Say a company just overhauled its go-to-market messaging. Sales managers might simply “check the box” to ensure reps completed the required training courses, and then turn their teams loose on buyers. Bad idea.
In contrast, a readiness-driven approach would equip reps to practice the new messaging on their own and enable managers (or peers) to provide feedback on where they can improve. Then the organization would assess whether sellers can position the company accurately and consistently before trying it out on a buyer.
The assessment piece might happen during a live role play session or via video coaching technology, which allows teams to assess reps in the field, at home, or anywhere else in the world. (Related: field sellers spent 89% more of their time working remotely in 2017 than they did in 2013, according to InsideSales.com.)
Bottom line: sales training alone won’t put reps in position to succeed or save them from making avoidable sales mistakes. A sales readiness strategy will do both.
The Path to Sales Readiness
To be ready, sales teams need to put in the work. But that’s often easier said than done.
Sales managers, for instance, might lack the time or skills to provide effective coaching.
Reps, meanwhile, aren’t always held accountable for applying what they learn during training, either. They’re laser-focused on hitting their numbers, and often little else.
That’s why sales readiness requires organizational commitment. Without buy-in from the top, managers and reps aren’t likely to change behaviors, instead relying on “what has always worked.”

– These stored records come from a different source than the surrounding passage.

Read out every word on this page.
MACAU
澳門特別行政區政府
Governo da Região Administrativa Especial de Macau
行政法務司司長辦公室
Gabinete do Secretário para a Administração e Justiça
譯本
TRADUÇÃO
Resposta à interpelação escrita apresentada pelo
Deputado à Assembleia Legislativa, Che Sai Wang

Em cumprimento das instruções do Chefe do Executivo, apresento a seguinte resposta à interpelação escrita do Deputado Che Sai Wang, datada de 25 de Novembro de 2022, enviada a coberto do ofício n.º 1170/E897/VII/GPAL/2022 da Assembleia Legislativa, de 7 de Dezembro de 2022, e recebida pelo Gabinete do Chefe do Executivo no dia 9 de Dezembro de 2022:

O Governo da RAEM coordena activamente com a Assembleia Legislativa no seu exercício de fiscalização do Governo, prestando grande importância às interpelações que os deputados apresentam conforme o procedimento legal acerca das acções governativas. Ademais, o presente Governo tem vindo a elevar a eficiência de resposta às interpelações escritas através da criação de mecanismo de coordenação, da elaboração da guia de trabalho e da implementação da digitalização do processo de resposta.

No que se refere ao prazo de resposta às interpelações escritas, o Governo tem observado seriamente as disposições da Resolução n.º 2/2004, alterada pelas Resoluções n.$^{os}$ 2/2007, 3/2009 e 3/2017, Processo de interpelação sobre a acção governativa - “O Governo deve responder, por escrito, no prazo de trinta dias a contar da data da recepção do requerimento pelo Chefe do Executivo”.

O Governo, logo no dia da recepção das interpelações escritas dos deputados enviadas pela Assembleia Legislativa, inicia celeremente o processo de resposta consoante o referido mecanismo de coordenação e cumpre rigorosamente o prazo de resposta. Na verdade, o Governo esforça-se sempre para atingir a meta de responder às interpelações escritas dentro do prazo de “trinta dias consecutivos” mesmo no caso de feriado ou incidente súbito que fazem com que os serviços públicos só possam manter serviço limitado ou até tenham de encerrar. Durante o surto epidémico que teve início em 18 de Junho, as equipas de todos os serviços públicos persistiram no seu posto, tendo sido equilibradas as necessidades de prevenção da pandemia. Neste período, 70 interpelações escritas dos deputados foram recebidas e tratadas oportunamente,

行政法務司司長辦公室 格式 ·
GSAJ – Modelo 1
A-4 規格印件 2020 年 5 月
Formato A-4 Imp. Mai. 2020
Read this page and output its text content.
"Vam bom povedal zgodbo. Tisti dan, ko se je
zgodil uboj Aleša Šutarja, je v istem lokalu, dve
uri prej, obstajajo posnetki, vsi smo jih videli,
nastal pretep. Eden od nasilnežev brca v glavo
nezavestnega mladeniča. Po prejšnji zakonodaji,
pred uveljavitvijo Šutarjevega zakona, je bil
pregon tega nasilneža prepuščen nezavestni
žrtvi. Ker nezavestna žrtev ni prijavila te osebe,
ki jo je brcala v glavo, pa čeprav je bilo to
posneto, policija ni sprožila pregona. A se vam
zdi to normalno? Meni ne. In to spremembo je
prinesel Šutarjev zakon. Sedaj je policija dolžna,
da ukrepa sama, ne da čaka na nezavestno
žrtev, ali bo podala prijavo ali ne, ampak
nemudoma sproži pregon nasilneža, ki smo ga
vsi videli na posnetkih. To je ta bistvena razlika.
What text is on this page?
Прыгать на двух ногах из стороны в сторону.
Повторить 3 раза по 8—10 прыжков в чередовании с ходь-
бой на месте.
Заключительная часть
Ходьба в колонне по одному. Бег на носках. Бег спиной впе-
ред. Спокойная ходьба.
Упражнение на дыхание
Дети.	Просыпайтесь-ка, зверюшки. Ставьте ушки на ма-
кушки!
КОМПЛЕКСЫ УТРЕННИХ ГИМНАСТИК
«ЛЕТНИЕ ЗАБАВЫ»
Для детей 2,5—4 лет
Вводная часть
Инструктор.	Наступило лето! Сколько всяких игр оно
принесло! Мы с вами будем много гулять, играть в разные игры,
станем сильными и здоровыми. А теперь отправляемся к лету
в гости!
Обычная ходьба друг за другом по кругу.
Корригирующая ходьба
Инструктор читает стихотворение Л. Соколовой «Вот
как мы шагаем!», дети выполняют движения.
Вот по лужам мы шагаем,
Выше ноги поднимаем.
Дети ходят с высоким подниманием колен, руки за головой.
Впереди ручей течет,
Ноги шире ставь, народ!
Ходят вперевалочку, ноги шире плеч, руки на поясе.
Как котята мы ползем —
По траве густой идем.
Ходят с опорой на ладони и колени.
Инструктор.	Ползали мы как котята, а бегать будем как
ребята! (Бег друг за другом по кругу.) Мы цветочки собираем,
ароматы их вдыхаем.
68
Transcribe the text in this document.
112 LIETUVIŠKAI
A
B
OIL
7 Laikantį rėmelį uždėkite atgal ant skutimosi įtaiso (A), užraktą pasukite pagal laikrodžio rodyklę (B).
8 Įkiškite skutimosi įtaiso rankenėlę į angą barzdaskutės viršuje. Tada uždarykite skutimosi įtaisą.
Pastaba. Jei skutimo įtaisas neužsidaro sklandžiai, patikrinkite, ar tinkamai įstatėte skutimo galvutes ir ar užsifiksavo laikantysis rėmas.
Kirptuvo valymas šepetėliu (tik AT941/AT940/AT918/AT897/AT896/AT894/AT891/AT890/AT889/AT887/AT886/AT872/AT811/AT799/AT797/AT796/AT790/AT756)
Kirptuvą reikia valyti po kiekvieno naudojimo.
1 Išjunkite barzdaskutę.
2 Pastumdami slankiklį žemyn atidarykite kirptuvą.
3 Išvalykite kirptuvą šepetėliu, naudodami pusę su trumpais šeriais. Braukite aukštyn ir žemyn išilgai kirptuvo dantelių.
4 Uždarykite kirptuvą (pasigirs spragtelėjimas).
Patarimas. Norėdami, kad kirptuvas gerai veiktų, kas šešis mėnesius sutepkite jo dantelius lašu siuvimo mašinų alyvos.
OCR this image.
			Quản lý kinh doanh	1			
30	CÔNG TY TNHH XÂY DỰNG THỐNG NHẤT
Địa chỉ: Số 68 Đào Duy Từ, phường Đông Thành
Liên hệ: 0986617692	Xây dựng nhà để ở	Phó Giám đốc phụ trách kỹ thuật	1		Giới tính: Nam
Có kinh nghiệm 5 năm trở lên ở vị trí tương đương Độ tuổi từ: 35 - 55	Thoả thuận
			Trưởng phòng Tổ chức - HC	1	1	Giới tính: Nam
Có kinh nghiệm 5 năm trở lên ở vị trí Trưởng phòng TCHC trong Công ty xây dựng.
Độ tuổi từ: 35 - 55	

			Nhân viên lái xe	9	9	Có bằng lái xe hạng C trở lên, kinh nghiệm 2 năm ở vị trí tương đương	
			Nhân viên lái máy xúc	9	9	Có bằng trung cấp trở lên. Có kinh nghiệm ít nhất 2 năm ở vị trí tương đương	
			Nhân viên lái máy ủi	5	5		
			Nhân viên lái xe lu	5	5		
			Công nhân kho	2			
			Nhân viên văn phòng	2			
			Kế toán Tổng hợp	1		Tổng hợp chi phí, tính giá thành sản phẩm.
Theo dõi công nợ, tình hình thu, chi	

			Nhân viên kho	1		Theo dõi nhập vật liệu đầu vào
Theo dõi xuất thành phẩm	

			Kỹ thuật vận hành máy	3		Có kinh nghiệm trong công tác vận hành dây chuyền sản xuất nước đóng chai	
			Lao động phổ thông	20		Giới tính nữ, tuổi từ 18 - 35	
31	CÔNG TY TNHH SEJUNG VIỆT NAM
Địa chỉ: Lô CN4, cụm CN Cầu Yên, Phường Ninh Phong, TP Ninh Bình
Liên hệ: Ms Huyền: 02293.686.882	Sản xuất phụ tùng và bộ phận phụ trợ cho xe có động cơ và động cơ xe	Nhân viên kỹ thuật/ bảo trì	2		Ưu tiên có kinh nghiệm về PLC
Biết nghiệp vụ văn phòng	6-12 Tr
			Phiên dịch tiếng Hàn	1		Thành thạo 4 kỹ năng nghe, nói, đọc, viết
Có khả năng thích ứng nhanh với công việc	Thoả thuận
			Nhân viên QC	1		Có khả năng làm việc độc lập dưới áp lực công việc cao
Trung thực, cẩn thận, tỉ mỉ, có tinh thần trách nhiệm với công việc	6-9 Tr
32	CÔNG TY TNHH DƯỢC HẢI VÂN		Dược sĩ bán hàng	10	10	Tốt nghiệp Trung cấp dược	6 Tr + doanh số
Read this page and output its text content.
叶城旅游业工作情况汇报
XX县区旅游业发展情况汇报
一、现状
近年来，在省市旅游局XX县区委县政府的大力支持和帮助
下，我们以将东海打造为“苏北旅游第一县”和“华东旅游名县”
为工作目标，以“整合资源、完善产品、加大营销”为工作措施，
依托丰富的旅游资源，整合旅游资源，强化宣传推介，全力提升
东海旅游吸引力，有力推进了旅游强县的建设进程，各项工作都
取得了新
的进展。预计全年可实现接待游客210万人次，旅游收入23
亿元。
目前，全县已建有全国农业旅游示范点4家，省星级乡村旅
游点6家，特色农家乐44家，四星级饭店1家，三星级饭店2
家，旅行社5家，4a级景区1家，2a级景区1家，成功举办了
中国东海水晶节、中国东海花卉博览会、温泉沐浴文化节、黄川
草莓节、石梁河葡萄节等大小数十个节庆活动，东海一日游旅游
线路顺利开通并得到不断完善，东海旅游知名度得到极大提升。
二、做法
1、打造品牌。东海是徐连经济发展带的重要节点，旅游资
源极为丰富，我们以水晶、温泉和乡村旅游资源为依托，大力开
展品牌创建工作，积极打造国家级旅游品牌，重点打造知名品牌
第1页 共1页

But once you’ve established the need for change, the path is clear: developing a readiness strategy that ensures reps can maximize every buyer interaction. That can mean bringing on a dedicated sales enablement leader to guide your readiness initiatives, but it can also mean investing in technology that supports better sales readiness.
Do that, and your sellers can become a true competitive advantage – one that will lead to more closed deals and satisfied buyers.